All cruises for the rest of 2020 have been canceled, and impacted customers have been paid. In 2021, the cruise company will return with enhanced health precautions. Sixth update: Here are the specifics: The destination-focused cruise line stated that voyages will not resume until spring 2021. They will use new health guidelines to keep passengers safe and healthy while maintaining their experience.
Carnival has officially declared that its activities in the United States would be discontinued until the end of May 2021. The Miami-based cruise operator stated on May 11, 2021, that three, maybe four, cruise ships will resume sailings in July 2021. All other cruises have been canceled till July 2021. The company said it made this decision because there aren't enough passengers to make a profit otherwise.
The number of passengers with COVID-19 on board these resumed ships is not known. If any do get sick, they could spread the virus throughout the ship. This could cause more people to want to cancel their trips out of fear of getting sick themselves or because they don't want to put others at risk.
In addition, hotels and restaurants on land have been losing money during quarantine periods. It's possible that instead of making a profit, these companies will need to charge more later for room and food service options if they want to stay in business while travelers are confined to their rooms.
Cruise lines used to make a lot of money by charging extra for "guests only" areas of ships. But with the rise of online shopping and dining, these ships are now becoming more affordable. In fact, some people choose cruises over other types of vacations because they can afford them. So canceling a trip due to no-fault reasons such as illness makes sense from a business perspective too.

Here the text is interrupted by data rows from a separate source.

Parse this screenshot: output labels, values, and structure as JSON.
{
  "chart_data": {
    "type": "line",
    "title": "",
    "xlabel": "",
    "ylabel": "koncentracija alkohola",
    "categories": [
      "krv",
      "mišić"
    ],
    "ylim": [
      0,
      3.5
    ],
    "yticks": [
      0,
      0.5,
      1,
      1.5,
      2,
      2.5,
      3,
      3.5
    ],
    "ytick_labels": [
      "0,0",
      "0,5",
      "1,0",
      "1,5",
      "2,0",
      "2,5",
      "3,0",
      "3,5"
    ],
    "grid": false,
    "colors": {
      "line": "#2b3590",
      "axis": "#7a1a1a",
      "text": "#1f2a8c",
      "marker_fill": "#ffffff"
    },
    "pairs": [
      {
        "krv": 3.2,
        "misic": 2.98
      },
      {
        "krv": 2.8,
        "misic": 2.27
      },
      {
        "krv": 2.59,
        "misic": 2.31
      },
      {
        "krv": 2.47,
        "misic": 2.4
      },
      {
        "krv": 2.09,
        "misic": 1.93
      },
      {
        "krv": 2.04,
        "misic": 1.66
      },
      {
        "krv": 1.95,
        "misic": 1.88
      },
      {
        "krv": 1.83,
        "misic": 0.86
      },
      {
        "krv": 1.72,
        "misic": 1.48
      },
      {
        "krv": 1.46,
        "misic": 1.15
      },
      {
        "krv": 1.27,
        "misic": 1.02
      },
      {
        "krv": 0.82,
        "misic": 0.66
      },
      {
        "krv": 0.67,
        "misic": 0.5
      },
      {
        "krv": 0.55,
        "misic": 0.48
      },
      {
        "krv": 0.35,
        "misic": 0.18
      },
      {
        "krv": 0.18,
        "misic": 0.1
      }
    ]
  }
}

Except for trips out of Miami and Port Canaveral in Florida, all voyages from the United States will be canceled for the rest of the year, according to the cruise company. All the information is available here.
In August, eight cruise ships will restart sailings, and the majority of the fleet will begin trips until September 2020. Update 2: As a result of the CLIA voluntary suspension, Carnival extended the cancellation of cruises from the United States a few days later.
Cruise lines have been canceling tours since they were first halted due to the COVID-19 pandemic. In March, the industry's leading trade group, the Cruise Line International Association, or CLIA, announced that cruise lines would be suspending operations for at least 30 days starting on April 15. The move was intended to give companies time to develop new procedures and protocols to prevent the spread of the virus among guests and crew members.
Since then, several major operators have announced plans to start up again. In August, Royal Caribbean and Celebrity Cruises announced they would resume sailings in September with enhanced health measures in place. This follows a similar move by Regal Princess in July. In addition, Norwegian Cruise Line said it would return to service in November, and Holland America announced it would reopen its ships in January 2021. Finally, MSC Meraviglia, which is operated by Italian shipping company Costa Crociere, will start sailing again in February 2021.
The number of cases of COVID-19 on cruise ships has increased over the past month.
Trips on major cruise lines such as Disney, MSC, and others have been canceled through 2021--and even 2022. Norwegian Cruise Line has canceled all sailings through Feb. 28 and some in March, while its sister lines, Oceania Cruises and Regent Seven Seas Cruises, have cancelled itineraries through the end of March.
All other brands continue to operate as usual. The number of cases in the United States is now over 100,000 and there are now more than 7,800 deaths associated with the virus. It's possible that future outbreaks could change things for sure.
Cruise ships are required by law to give passengers the option of canceling their trips without penalty if they arrive at a port where there is an outbreak of disease. If a ship decides not to cancel trips, then everyone else on board would be given a choice about whether to continue with their journeys or not. Most travelers choose to stay on the boat even if it means being stranded in an isolated place with no way to get home unless your ship decides to make another stop.
The reason why cruises are so vulnerable to pandemics is because they're full of people traveling from one place to another when someone falls sick onboard, nobody knows how the virus spreads, and there are no enough medical facilities to treat all those who need care. Ships can't be quarantined like trains or planes so anyone infected by the virus can spread it everywhere they go.
P&O Voyages has cancelled further cruises due to persistent travel restrictions or because itineraries must be changed for operational reasons. The following cancellations have occurred: Arcadia, Aurora, Azura, and Ventura cruises have been canceled till the end of August 2021. Andros and Calypso cruises have been canceled until the end of July.
These are very bad news for all those people who have already booked their tickets and for others who might consider doing so in the future. When a cruise line cancels, it means that everyone on board will be offered a full refund - including any service charges or fees that might be involved. In some cases, this can amount to a lot of money. For example, if your cruise cost $10,000 and there's a 10% service charge, then the company is required by law to refund you $100 for every day you were scheduled to sail.
However, not all lines are equal when it comes to refunds. Some companies offer only partial refunds, such as P&O Cruises which will only give back the price of your ticket. This means that even if you want to book another cruise with them, you won't get much help from management if something goes wrong again.
It's important to note that canceling a cruise reservation does not guarantee that you will get back your deposit, if any.